At the end of the test period, samples with Nopal mucilage maintained corrosion rate values between 0.1 and 0.2 μA/cm2, except for the CO+1-3N sample, which maintained values lower than 0.08 μA/cm2 in the range of negligible corrosion rate (Andrade and Alonso, 1996) These indicated that the Nopal mucilage not only improves the electrochemical properties of steel, but also that in the presence of chlorides it can keep the reinforcing steel protected for a longer time (Martinez-Molina et. al., 2015). On the contrary, the control sample is maintained in the range of moderate corrosion rate.
Table 6 shows the values of corrosion current density and Nopal mucilage efficiencies reached at the end of the test period. As can be seen, the highest efficiency of Nopal mucilage inhibitor was 86% for the CO+1-3N sample, with a 1-3 concentration of Nopal mucilage extracted by maceration at room temperature for 48 hours.
4. CONCLUSIONS.
This research work was aimed at the study of the electrochemical properties of reinforcing steel in concrete with the addition of Nopal mucilage. An analysis was made from three concentrations of Nopal mucilage taken up by two extraction methods. The favorable effect of this natural additive was appreciated by restricting the onset of corrosion and protecting the reinforcing steel.
The conclusions are as follows:
For the samples with the Nopal mucilage concentration 1-3, the highest compression resistance values were achieved, taking into account that this natural additive acts as a retardant of the setting of the concrete.
From the open circuit potential, the favorable effect of the Nopal mucilage was appreciated as an additive that can delay the corrosion of reinforcing steel in concrete. The CO+1-3N sample reached very noble potential values at the end of the trial period, being the most favorable dosage.
During the concrete curing process, all samples exhibited a similar behavior and a rapid increase in the noise resistance (Rn) and the polarization resistance (Rp) values were observed.
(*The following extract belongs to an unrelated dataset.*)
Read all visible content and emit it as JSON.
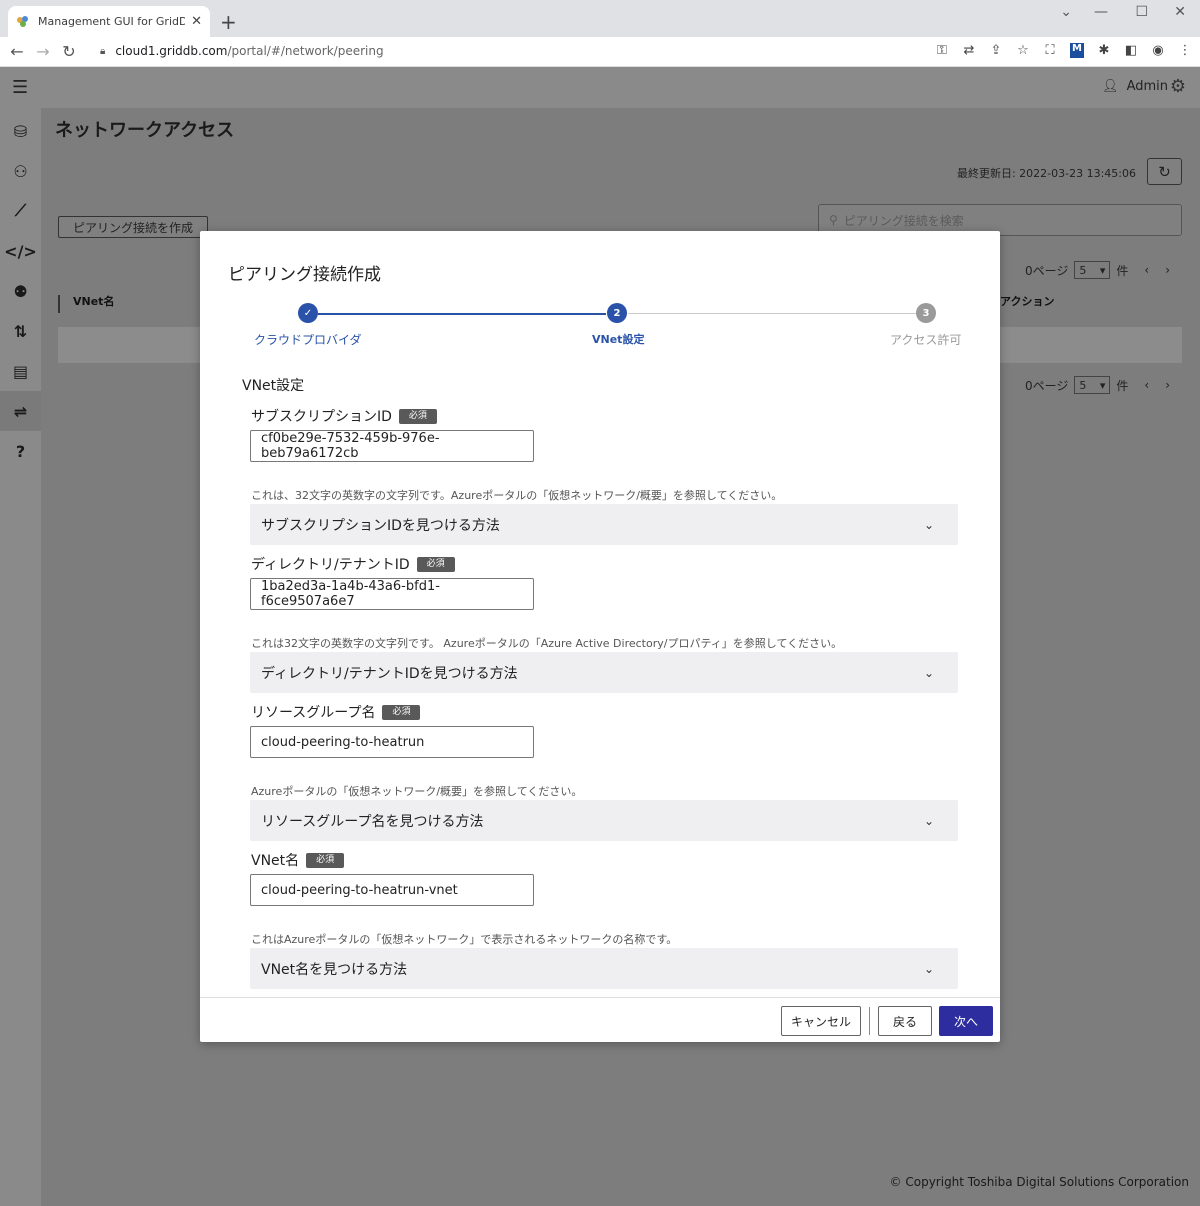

It can be affirmed that the Nopal mucilage within the concrete matrix maintains the ideal conditions for the steel to acquire a state of passivation.
All samples with Nopal mucilage showed the highest Rn and Rp values with respect to the control sample for a longer period of time. A reasonable correlation coefficient was obtained between both electrochemical results from Rn y Rp, with a value of 0.695.
The Nopal mucilage was able to delay the onset of corrosion in concrete and maintain a corrosion rate between negligible and low until the end of the test period.
The mixture that presented the best electrochemical behavior was CO+1-3N, with an efficiency of 86% for the concentration of Nopal mucilage of 1:3, obtained by maceration at 48 hours without cooking at 95o Celsius.